Choosing Your Washington Business: Limited Partnership

Basic Considerations:

This series of article describes certain basic considerations and costs involved in forming a Washington business. Please note that choosing a business form should not be done in vacuum. Consideration as to how this decision may impact future alternatives is critical. For example, converting a LLC into a Corporation immediately before the business is acquired, rather than at an earlier time, may prevent the transaction from being tax-free. This article is only an overview, particularly as to tax issues and should not be substitute for a professional advisor’s analysis and recommendations based on your individual fact situations when establishing your business.

Selecting the Form of Business Organization:

No single factor is controlling in determining the form of business organization to select, but if the business is expected to expand rapidly, a corporation will typically be the best alternative because of the availability of employee incentive stock plans; ease of accommodating outside investment and greater long-term liquidity alternatives for shareholders. A corporation also minimizes potential personal liability if statutory formalities are followed.

The characteristics of a Business are described below, followed by an overview of other traditional forms of business organizations. Each of the following factors is described for comparison purposes: 1) statutory formalities of creation, 2) tax consequences, 3) personal liability of owners, 4) ease of additional investment, 5) liquidity, 6) control and 7) legal costs. This article will focus on Limited Partnerships.

A Limited Partnership ('LP') is a partnership consisting of one or more general partners and one or more limited partners which is established in accordance with Washington Partnership Law. Like a corporation, this entity has no legal existence until paperwork has been filed with the Washigton Secretary of State. The LP is useful when investors contribute money or property to the partnership, but not actively involved in its business. Examples of LPs include hedge funds, private equity firms, and investment groups. So long as the 'limited partner does not actively involve themselves in the management of the business, a limited partner is liable only to the extent of his involvement.
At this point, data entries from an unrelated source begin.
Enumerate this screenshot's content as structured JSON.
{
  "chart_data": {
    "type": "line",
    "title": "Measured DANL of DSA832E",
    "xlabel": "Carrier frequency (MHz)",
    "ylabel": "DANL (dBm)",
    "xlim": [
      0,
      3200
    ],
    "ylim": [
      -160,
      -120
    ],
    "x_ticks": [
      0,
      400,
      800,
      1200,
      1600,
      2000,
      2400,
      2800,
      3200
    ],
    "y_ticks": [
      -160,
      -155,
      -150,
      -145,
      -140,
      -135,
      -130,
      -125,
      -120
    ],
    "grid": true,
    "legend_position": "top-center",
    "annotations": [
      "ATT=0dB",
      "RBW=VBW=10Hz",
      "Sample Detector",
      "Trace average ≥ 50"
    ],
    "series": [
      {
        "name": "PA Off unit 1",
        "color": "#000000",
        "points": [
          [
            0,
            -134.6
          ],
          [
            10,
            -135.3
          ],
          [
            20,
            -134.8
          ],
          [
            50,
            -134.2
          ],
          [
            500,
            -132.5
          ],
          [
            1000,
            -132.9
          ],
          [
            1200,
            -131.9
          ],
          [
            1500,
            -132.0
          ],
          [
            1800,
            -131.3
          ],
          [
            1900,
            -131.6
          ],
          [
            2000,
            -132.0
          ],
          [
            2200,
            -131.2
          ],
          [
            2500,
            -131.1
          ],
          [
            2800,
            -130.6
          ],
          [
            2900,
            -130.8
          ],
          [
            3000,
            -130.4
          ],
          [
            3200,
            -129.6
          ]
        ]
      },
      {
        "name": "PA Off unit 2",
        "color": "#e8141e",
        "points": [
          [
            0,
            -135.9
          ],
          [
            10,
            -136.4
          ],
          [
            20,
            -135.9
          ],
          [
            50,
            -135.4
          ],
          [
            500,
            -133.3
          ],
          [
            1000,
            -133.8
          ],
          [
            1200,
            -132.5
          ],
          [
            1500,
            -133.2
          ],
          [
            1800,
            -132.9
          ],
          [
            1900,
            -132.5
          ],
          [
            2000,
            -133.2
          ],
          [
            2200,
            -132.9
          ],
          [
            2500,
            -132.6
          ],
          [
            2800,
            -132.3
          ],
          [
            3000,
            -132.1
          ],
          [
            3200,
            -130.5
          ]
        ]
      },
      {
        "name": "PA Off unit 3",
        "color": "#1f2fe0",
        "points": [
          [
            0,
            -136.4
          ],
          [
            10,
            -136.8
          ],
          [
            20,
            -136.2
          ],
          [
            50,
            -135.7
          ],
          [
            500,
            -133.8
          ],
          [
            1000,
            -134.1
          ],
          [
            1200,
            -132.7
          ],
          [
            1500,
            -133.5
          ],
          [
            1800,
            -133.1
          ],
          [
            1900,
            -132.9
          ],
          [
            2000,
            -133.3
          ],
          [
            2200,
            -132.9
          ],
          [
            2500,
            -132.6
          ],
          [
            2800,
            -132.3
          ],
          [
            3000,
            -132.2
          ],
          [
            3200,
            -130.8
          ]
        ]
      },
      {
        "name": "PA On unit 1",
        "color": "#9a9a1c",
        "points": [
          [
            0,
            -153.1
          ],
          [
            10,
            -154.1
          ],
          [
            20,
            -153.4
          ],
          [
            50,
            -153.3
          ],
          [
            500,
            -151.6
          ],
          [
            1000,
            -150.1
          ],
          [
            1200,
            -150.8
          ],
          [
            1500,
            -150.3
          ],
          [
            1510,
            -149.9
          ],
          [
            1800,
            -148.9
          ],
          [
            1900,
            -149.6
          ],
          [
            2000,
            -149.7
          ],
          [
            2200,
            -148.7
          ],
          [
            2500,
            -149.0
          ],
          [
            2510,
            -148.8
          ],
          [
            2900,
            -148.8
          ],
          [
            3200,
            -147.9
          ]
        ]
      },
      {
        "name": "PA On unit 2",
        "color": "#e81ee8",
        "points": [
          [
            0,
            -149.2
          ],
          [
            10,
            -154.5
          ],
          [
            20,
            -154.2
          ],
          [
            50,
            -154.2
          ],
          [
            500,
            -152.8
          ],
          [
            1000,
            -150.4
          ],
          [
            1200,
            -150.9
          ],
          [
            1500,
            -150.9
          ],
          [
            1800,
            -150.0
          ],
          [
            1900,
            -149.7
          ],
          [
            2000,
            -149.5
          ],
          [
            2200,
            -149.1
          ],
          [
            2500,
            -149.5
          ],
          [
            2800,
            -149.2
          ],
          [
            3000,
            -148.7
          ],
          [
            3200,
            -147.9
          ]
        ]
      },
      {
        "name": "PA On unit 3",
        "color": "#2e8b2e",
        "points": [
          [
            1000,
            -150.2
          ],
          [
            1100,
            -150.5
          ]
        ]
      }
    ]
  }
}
General partners, however are personally responsible for partnership obligations and for each other's act on behalf of the partnership.

Tax Considerations:

For tax purposes, both general partners and limited partners are generally treated alike. Income, gain and losses of the partnership 'flow through' to them and affect their individual income taxes. At the end of each tax year, partners will receive K1 forms outlining their individual tax liability or loss.